Figure 6. Rck requires Pat1b-binding for P-body localization. (A) Localization of YFP-Rck (green) was determined in transiently transfected HeLa cells by immunofluorescence microscopy as described for Figure 2B. P-bodies were counterstained in red using an antibody that crossreacts with Hedls in the cytoplasm. Images were acquired by spinning disc confocal microscopy at 60x magnification, maximum projections of z-stacks are depicted. Merged pictures are shown in the panel on the right side. The circles delineate cells expressing YFP-Rck; size bar, 10 µm. (B) Localization of YFP-Rck-m4 was determined as in (A). (C) Quantification shows the percentage of transfected cells in which YFP-Rck or YFP-Rck-m4 is localized in P-bodies. Average percentages ± SD from n = three repeat experiments are depicted, > 100 cells were assessed in each experiment.

Figure 7. Rescue of P-bodies by Rck requires Pat1b-binding. (A) Rck was knocked down by transfection of siRNA R1 twice over a period of 4 d in HeLa cells. Western blot analysis shows expression of Rck along with 14-3-3 as loading control. (B) After transfection of control siRNA D0, YFP was expressed in HeLa cells and P-bodies were visualized by immunoflourescence microscopy as in Figure 2B. (C) After knockdown of Rck by siRNA R1, YFP was expressed in HeLa cells and P-bodies were visualized as in (B). (D) Quantification shows the percentage of transfected containing P-bodies. Average percentages ± SD from n = three repeat experiments are depicted, > 100 cells were assessed in each experiment. (E and F) After knockdown of Rck by siRNA R1, (E) YFP-Rck-R1r or (F) YFP-Rck-m4-R1r was expressed in HeLa cells and P-bodies were visualized as in (B) using an antibody that crossreacts with Hedls in the cytoplasm. R1r designates silent point mutations that render the Rck mRNA resistant to the R1 siRNA.
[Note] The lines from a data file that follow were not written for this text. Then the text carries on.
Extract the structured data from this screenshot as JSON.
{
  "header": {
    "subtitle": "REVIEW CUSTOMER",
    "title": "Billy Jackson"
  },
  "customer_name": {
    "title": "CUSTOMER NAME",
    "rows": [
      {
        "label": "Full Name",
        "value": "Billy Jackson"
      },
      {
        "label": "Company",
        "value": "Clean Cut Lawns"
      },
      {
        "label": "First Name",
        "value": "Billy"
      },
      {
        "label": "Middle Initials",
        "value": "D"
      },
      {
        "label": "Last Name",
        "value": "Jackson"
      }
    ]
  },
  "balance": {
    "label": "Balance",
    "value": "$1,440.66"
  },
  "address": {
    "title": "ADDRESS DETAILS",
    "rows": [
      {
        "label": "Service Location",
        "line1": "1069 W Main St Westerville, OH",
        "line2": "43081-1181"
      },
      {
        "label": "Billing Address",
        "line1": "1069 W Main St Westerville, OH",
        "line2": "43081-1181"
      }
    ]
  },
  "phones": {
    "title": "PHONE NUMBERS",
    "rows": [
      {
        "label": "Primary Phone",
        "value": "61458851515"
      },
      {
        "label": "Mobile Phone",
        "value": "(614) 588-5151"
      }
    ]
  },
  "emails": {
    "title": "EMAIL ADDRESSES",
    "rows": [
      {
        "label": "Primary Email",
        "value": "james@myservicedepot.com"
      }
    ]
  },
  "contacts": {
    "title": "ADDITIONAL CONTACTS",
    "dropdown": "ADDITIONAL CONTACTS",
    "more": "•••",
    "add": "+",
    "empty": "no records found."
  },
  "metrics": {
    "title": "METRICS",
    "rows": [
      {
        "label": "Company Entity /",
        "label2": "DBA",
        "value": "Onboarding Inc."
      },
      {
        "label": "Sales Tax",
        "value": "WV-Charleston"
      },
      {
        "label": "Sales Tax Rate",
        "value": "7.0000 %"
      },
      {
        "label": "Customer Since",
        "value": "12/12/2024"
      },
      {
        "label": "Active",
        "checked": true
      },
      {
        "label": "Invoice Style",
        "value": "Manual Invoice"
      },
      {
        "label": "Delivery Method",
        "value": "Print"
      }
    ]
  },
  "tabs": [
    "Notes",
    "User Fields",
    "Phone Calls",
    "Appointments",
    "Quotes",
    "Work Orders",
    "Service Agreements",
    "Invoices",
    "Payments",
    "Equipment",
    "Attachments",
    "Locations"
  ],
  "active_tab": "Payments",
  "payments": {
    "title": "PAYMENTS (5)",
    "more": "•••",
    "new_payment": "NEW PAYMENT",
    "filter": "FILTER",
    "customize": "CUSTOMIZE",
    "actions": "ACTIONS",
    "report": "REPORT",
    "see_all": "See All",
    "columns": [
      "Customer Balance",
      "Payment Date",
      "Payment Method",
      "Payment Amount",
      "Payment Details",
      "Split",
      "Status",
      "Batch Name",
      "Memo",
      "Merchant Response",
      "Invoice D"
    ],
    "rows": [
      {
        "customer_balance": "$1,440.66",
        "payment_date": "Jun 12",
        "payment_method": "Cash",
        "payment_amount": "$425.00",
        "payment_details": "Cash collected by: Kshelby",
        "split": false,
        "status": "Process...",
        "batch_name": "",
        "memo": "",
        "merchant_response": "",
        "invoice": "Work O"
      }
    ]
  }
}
Figure 8. Model of step-wise P-body assembly by Rck and Pat1b, based on previously published data and this study. mRNAs are bound by Rck as an early step in translation suppression. Rck then associates through a positively charged patch on helix 11 of its C-terminal RecA-like domain with the conserved DxxND(D/E)TFG motif in the acidic, N-terminal domain of Pat1b. In turn, Pat1b triggers assembly of P-bodies through its aggregation-prone N-domain, and enhances mRNA decapping though its N- and C-domains.